Anger roots from a myopic vision. An inability to comprehend the world around and simultaneously an inability to look within. In a sense, the attack had always been within Binnu. It was just gathering steam till it got strong enough to blow. It could have blown at the violent father; or at the girl at college who he couldn’t muster up the courage to talk to; or at the sexually open girl who chose him as one of her experiments. It was a gathering paranoia – an eerie inarticulation – a slow closing of the mental choking he began feeling, that the only narrative that made sense was the most repeated one. His panic is not his own. It must be the woman.
Can you explain your stylistic choices? Such as the long and frozen shots of the various characters’ faces…
The two key choices for us (me and my DP Siddharth Diwan) in the film were the almost square 1:1 aspect ratio and the frozen frames. It was important we felt the image reflect the limited vision of Binnu’s thought process. We would be diving into Binnu’s very personal, skewed, paranoia-driven mind. How do we make it feel exactly like what it is? After some tests, we felt that the 1:1 gave it the effect of a mind unravelling. The frozen frames were meant to lift the story out of its singular fictional context. The frozen classroom boys made it possibly the story of many other boys around the country. Similarly, the stills of the women at the bus stop could be the multiple others feeling stared at by other men; the Facebook stills of the party girl might be ones we have all stalked at some point.
Can you tell us more about yourself as a filmmaker and the subjects you’re keen to explore?
I’ve always been interested in the intensely personal, and how to make it painfully universal. Jung’s idea of the collective unconscious and R. D. Laing’s work around the structure of the family have intrigued me. Wading across the “public” and the “private” and getting to the “secret” lives of human beings, lived exclusively in personal gas chambers is what excites me. It’s hard to know what subjects excite me because the attempt is to always look inside and find out where I’m heading, in order to question it. And find the next point of collision.
Would you say that the short film format has given you any particular freedom?

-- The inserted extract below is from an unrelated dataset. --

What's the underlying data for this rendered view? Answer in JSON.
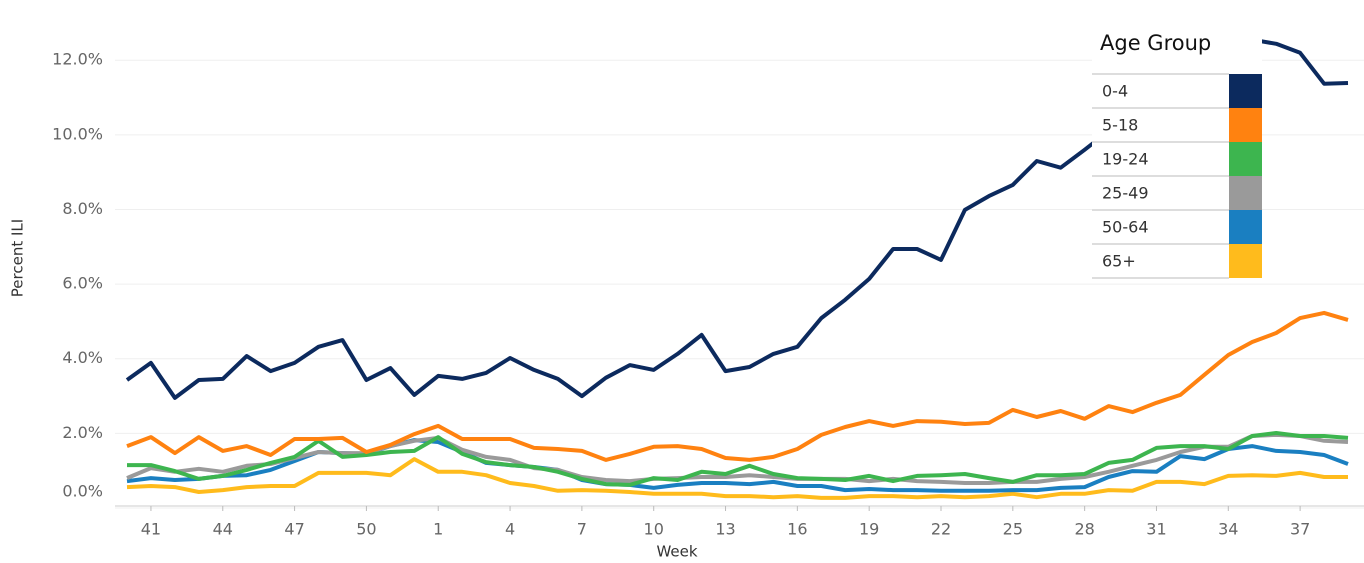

A short, at its best, can be like a haiku. Holding economy and swathes of beauty within. It holds order, and within the order juxtaposition, and further within it is chaos. With Binnu Ka Sapna I had something that required a certain form and had to be done without dialogue. The film was the voice of a man dealing with all that is going on around him, anxious to spill his venom out. In that sense, I attempted a piece that, more than having a conversation, exploded onto itself, and put the audience in the centre of that explosion. The short as a form allowed me the ability to deal with the “meta-narrative” and that excited me the most.
Binnu Ka Sapna was shown in International Competition (I13).